First Monument Avenue Commission public hearing tense, raucous
8/18/2017, 2:24 a.m.
By Saraya Wintersmith
The Monument Avenue Commission’s way forward remains murky following its tense and raucous first public comment meeting Wednesday, Aug. 9, at the Virginia Historical Society.
The commission posed two questions to the audience packed with more than 500 people — How do you best add context to the statues of Confederates on Monument Avenue, and what statues of persons or events would you like to see added?
About half of the 40-plus speakers allowed during the two-hour meeting spoke in favor of adding some kind of context to the five Confederate monuments along the city’s tree-lined thoroughfare. The other half passionately asked that the statues either be taken down or left untouched.
Despite admonishment from Gregg Kimball, the commission co-chair and event moderator, audience members sporadically booed, jeered and interrupted the speakers. The speakers were selected through random numbers drawn by commission members. But as the comments became more fervent, the format was abandoned, and the audience became loud and raucous.

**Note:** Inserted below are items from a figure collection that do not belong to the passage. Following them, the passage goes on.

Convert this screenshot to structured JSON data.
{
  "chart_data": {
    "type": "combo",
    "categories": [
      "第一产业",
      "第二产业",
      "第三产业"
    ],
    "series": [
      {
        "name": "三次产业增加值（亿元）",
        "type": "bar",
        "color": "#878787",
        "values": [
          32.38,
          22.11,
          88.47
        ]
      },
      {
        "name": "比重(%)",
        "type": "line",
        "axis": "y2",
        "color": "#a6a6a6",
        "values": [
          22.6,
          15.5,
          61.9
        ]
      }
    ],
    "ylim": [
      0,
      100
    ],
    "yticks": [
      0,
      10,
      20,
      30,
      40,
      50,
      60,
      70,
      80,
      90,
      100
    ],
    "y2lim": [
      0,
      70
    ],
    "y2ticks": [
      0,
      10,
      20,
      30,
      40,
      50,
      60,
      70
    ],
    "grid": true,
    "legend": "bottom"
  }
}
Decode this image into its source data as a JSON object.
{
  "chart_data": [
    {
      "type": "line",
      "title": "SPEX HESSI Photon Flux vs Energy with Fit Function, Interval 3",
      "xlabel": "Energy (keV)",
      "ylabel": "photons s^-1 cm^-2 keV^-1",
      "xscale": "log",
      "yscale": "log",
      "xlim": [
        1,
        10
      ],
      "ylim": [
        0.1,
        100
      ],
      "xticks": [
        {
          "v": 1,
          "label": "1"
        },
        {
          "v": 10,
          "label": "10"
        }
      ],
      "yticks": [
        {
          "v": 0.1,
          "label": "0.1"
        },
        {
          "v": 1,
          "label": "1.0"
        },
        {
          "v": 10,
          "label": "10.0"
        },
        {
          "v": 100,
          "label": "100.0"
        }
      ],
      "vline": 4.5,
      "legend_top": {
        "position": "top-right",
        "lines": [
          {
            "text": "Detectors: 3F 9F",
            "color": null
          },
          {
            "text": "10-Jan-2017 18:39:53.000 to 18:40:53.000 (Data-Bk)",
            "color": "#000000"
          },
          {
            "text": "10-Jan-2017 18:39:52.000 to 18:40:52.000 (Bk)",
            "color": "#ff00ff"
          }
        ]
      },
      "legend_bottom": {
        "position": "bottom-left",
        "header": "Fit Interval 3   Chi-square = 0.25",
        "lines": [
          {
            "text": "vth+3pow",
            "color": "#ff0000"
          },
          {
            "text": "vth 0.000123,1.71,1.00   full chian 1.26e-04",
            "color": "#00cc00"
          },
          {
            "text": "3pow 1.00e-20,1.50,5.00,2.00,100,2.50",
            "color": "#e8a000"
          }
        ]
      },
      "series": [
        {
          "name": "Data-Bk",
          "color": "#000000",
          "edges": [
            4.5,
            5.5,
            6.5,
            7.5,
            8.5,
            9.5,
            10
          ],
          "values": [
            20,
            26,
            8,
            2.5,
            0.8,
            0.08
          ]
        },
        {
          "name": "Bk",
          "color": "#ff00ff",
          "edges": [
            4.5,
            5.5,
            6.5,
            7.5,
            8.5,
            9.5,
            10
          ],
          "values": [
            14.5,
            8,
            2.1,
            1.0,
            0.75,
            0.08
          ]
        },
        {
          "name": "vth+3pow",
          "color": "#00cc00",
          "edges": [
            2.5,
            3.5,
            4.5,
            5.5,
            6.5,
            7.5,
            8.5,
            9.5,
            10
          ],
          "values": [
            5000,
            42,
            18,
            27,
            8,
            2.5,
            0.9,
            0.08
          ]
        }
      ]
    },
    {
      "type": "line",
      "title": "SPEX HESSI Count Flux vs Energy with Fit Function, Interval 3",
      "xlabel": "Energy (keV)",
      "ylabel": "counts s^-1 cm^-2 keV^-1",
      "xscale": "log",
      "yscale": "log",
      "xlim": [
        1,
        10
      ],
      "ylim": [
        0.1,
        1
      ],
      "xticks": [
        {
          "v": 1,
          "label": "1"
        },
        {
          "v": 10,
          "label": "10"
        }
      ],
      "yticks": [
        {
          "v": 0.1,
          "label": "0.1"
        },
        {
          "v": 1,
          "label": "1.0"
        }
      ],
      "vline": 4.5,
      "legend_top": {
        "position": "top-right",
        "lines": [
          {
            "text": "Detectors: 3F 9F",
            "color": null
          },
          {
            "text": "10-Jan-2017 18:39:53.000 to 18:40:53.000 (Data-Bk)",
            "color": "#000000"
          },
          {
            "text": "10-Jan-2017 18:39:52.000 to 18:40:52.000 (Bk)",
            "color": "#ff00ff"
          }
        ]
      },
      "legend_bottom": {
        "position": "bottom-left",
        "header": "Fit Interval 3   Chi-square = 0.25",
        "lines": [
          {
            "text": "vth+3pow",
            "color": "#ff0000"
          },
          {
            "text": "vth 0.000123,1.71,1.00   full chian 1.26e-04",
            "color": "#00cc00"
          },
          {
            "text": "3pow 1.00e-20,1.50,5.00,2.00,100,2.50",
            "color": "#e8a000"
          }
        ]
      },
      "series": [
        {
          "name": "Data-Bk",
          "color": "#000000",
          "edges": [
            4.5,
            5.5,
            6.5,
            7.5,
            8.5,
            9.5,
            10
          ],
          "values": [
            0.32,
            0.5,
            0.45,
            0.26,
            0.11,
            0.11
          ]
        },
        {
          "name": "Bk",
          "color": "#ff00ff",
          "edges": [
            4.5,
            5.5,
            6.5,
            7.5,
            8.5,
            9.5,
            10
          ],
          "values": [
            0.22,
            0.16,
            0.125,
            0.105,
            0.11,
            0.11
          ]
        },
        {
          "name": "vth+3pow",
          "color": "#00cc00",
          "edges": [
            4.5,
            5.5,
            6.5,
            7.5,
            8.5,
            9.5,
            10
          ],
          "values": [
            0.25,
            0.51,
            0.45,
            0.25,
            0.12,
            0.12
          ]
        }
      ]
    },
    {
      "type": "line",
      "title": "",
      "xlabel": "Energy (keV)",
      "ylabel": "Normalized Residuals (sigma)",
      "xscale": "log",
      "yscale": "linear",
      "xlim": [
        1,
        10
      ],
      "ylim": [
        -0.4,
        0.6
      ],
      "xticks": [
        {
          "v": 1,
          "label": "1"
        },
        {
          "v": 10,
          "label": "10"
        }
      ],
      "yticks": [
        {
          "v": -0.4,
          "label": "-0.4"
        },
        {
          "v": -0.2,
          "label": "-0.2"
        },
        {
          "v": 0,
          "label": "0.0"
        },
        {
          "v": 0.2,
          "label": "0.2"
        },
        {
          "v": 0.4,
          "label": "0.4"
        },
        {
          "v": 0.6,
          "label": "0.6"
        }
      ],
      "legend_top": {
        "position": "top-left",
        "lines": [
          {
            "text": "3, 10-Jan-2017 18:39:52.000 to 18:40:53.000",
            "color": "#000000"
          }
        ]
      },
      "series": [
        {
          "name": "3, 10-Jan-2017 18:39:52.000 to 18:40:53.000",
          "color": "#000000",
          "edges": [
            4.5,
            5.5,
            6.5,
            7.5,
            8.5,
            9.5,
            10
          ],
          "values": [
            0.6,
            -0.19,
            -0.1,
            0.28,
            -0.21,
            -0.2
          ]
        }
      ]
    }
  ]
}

Jane Hoover said her maternal grandfather was one of many children who helped in the unveiling of the Jefferson Davis monument in the summer of 1907. She insisted the Confederate statues are all dedicated to honorable men.
“Remove not the ancient landmarks which thy have set,” Ms. Hoover quoted from the Bible’s Book of Proverbs. “Nobody publicly contextualizes or judges Maggie Walker, Arthur Ashe or the Lincoln monuments in Richmond. Who are you to publicly contextualize or judge Maury, Lee, Stuart, Jackson and President Davis’ monuments?”
“Only the ignorant, uneducated people will look upon these statues as a hateful, racist symbol,” said Kathleen Beilstein, who said the statues should remain untouched.
“If Mayor (Levar M.) Stoney has his way with the added context, I hope it will be beautiful plaques and not mar or degrade these bigger than life historic statues which represent our heritage.”
But many speakers said the statues should be removed.
“I stand here on the backs of my ancestors who helped build Virginia. However, I do not see that reflected on Monument Avenue,” said Thelma Brown.
The appropriate “context,” she argued, belongs in school lessons, not on the monuments along the avenue. “They should go down. There’s nothing heroic about it and it’s painful to this day.”
Pointing to recent rallies in Charlottesville by white supremacist and Ku Klux Klan groups to preserve Confederate monuments there, Fredericksburg resident George Knight said, “When we say we can avoid what’s going on in Charlottesville by just letting the statues stay up, we’re just saying, ‘I’m too much of a coward to stand up to white supremacy and to stand up to racism.’ ”
He then chided Confederate supporters at the meeting for their deep affection for “participation trophies,” and shouted, “Down with white supremacy!”
“We’re cementing in this moment that one option was never considered,” said Jaynell Pittman-Shaw of Richmond. “We just went straight to context. And I think by doing so, we eliminated a whole group of opinions (and) a whole group of constituents.”
Mayor Stoney charged the commission with putting the statues “in context,” leading many commission members and area residents to believe that removing the statues is not an option.
Dr. Kimball said the evening’s charged atmosphere and emotional responses were no surprise.
“It’s a very passionate topic. It’s about our ancestors, and nothing’s more personal than family,” he said after the meeting.
He said he hopes more concrete ideas about context will emerge at the commission’s next public hearing 6:30 p.m. Wednesday, Sept. 13, at the Virginia Historical Society, 428 N. Boulevard.
A handful of participants brought specific ideas for adding context to the Monument Avenue statues.
Benjamin Paul, who identified himself as a former Monument Avenue resident, said one way “is to acknowledge that (the Civil War) happened, and to acknowledge that it was about slavery and to acknowledge that that side lost.”
A mixture of applause and groans emanated from the audience.
A woman who identified herself as a Monument Avenue resident, was moved to tears as she spoke in support of dedicating a statue to Richmond native and former Gov. L. Douglas Wilder, the nation’s first elected African-American governor.
“Don’t you see?” she said as the crowd snickered. “That was such an important moment when he was elected governor,” she sobbed. “It sort of completes the story of Virginia.”
Among the other suggestions were adding billboard-like signs with factual bullet points; adding a monument for African-American Confederate soldiers; and dedicating a separate row of monuments along the Boulevard to honor African-Americans.